Secure Machine Learning
Deep learning deployments, especially in safety- and health-critical applications, must account for the security or else malicious attackers will be able to engineer misbehavior with potentially disastrous consequences (autonomous car crashes, for instance). How we can safely and securely deploy ML/AI technology in the real-world?
We are investigating multiple research directions related to secure ML.
Backdoored Neural Networks (BadNets)
In work first presented at the NeurIPS’17 MLSec Workshop (where we received the best attack paper award), our group (in collaboration with Prof. Brendan Dolan-Gavitt) was the first to examine the threat of backdooring (or Trojaning) of a deep neural network (DNN). The threat arises because users rarely train DNNs from scratch. Instead, DNNs are trained on third-party clouds, or fine-tuned starting from models obtained from online “model zoos.” The question we ask is: can the untrusted cloud return a maliciously trained DNN such that (i) it has the same architecture (or hyper-parameters) as a benignly trained DNN; (ii) the same behavior as a benign DNN on regular inputs, including a held-out validation set; (iii) but misbehave on special, backdoored inputs, for instance, a traffic sign plastered with a certain attacker-chosen sticker? We call such a DNN a BadNet. In our work, we demonstrated empirically that not only can such stealthy BadNets be trained — in a now oft-cited example, we demonstrated a traffic sign detection BadNet that misclassifies stop signs plastered with a Post-It note as speed-limit signs — but also that backdoor behaviors persist even if the BadNet is later re-trained for a new task via transfer learning. To make matters worse, we also identified security vulnerabilities in two popular online repositories of DNN models, the Caffe model zoo and Keras model library, that would allow an adversary to substitute a benign model for a BadNet when the model is being downloaded. Our work has since sparked a spate of follow-on research on new backdooring attacks and defenses, including our own defense method.

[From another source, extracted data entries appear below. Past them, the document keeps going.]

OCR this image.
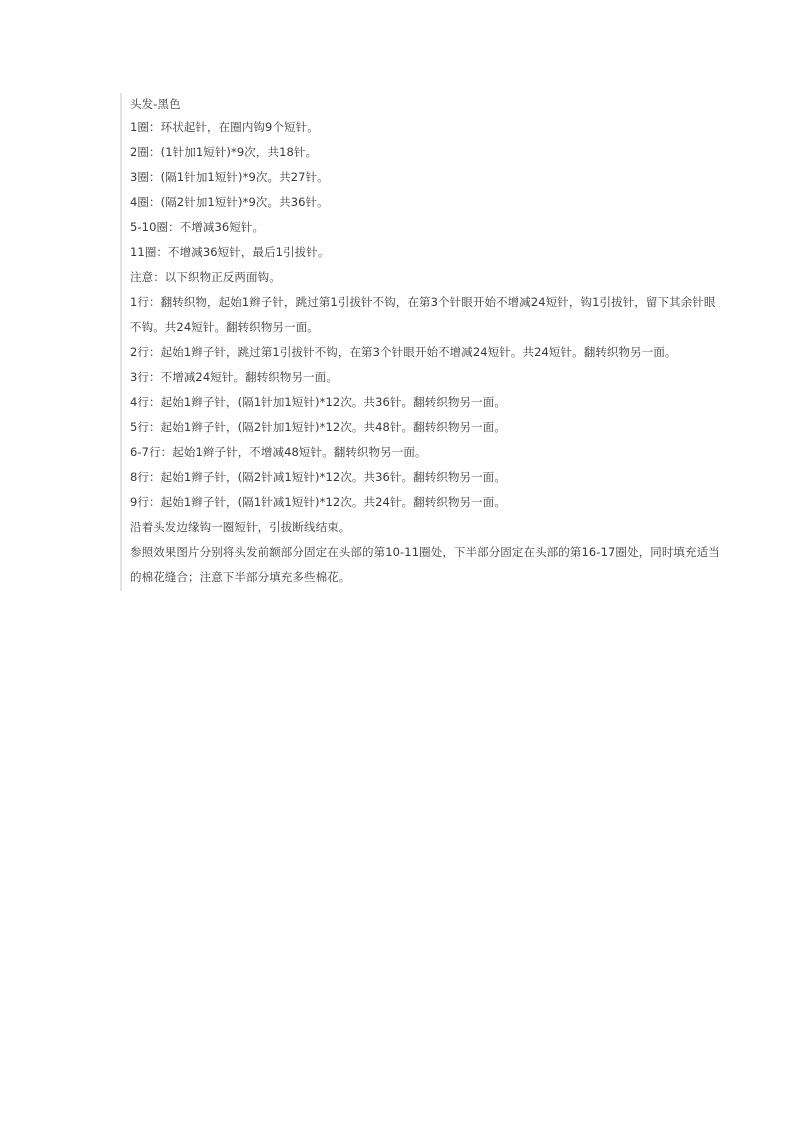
头发-黑色
1圈：环状起针，在圈内钩9个短针。
2圈：(1针加1短针)*9次，共18针。
3圈：(隔1针加1短针)*9次。共27针。
4圈：(隔2针加1短针)*9次。共36针。
5-10圈：不增减36短针。
11圈：不增减36短针，最后1引拔针。
注意：以下织物正反两面钩。
1行：翻转织物，起始1辫子针，跳过第1引拔针不钩，在第3个针眼开始不增减24短针，钩1引拔针，留下其余针眼
不钩。共24短针。翻转织物另一面。
2行：起始1辫子针，跳过第1引拔针不钩，在第3个针眼开始不增减24短针。共24短针。翻转织物另一面。
3行：不增减24短针。翻转织物另一面。
4行：起始1辫子针，(隔1针加1短针)*12次。共36针。翻转织物另一面。
5行：起始1辫子针，(隔2针加1短针)*12次。共48针。翻转织物另一面。
6-7行：起始1辫子针，不增减48短针。翻转织物另一面。
8行：起始1辫子针，(隔2针减1短针)*12次。共36针。翻转织物另一面。
9行：起始1辫子针，(隔1针减1短针)*12次。共24针。翻转织物另一面。
沿着头发边缘钩一圈短针，引拔断线结束。
参照效果图片分别将头发前额部分固定在头部的第10-11圈处，下半部分固定在头部的第16-17圈处，同时填充适当
的棉花缝合；注意下半部分填充多些棉花。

The paper has been cited as motivation for IARPA TrojAI program.
To defeat backdooring attacks, we have proposed fine-pruning, a defense builds on our observation that backdoored inputs activate otherwise dormant neurons in the network (i.e., they sequester “spare” capacity in the DNN); pruning dormant neurons using a clean validation set thus disables backdoors. On-going work involves improved online defenses that patch backdoored DNN models on the fly at test time.

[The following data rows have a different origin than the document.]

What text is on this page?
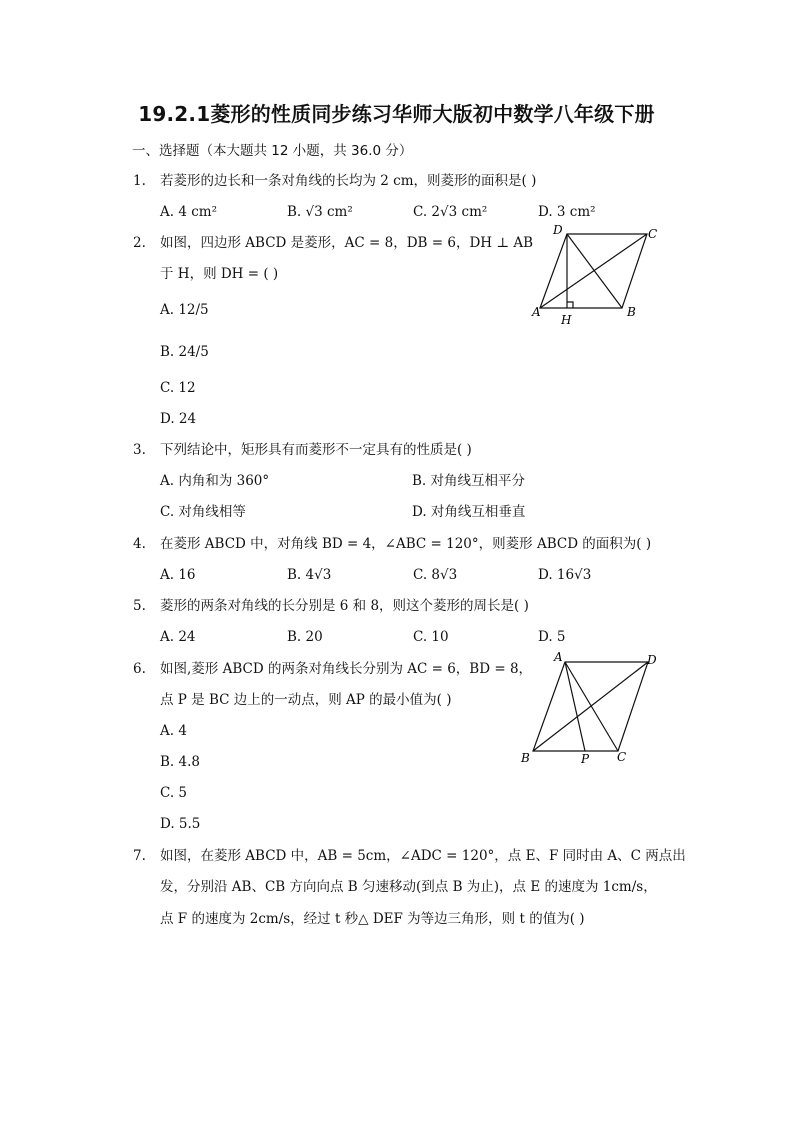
19.2.1菱形的性质同步练习华师大版初中数学八年级下册
一、选择题（本大题共 12 小题，共 36.0 分）
1. 若菱形的边长和一条对角线的长均为 2 cm，则菱形的面积是( )
A. 4 cm²	B. √3 cm²	C. 2√3 cm²	D. 3 cm²
2. 如图，四边形 ABCD 是菱形，AC = 8，DB = 6，DH ⊥ AB
于 H，则 DH = ( )
A. 12/5
B. 24/5
C. 12
D. 24
D	C
A
H
B
3. 下列结论中，矩形具有而菱形不一定具有的性质是( )
A. 内角和为 360°	B. 对角线互相平分
C. 对角线相等	D. 对角线互相垂直
4. 在菱形 ABCD 中，对角线 BD = 4，∠ABC = 120°，则菱形 ABCD 的面积为( )
A. 16	B. 4√3	C. 8√3	D. 16√3
5. 菱形的两条对角线的长分别是 6 和 8，则这个菱形的周长是( )
A. 24	B. 20	C. 10	D. 5
6. 如图,菱形 ABCD 的两条对角线长分别为 AC = 6，BD = 8，
点 P 是 BC 边上的一动点，则 AP 的最小值为( )
A. 4
B. 4.8
C. 5
D. 5.5
A	D
B	P C
7. 如图，在菱形 ABCD 中，AB = 5cm，∠ADC = 120°，点 E、F 同时由 A、C 两点出
发，分别沿 AB、CB 方向向点 B 匀速移动(到点 B 为止)，点 E 的速度为 1cm/s，
点 F 的速度为 2cm/s，经过 t 秒△ DEF 为等边三角形，则 t 的值为( )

Verifiable and Privacy-Preserving Inference on the Cloud
Cryptography provides powerful tools for clients to securely compute functions on untrusted servers while ensuring (a) that the function is correctly computed (integrity), and (b) the privacy of the client’s inputs. We are exploring how these cryptographic methods can be used for secure deep learning based inference on the cloud. In our NeurIPS’17 paper, we ask how can a client be sure that the cloud has performed inference correctly? A lazy cloud provider might use a simpler but less accurate model to reduce its own computational load, or worse, maliciously modify the inference results sent to the client. We propose SafetyNets, a framework that enables an untrusted server (the cloud) to provide a client with a short mathematical proof of the correctness of inference tasks that they perform on behalf of the client.
Machine learning as a service has given raise to privacy concerns surrounding
clients’ data and providers’ models and has catalyzed research in private inference: methods to process inferences without disclosing inputs. In collaboration with Prof. Brandon Reagen, we propose CryptoNAS, a novel neural architecture search method for finding and tailoring deep learning models to the needs of private inference. The key insight is that non-linear operations (e.g., ReLU) dominate the latency of cryptographic schemes used for private inference while linear layers are effectively free. We develop the idea of a ReLU budget as a proxy for inference latency and use CryptoNAS to build models that maximize accuracy within a given budget. CryptoNAS improves accuracy by 3.4% and latency by 2.4× over the state-of-the-art.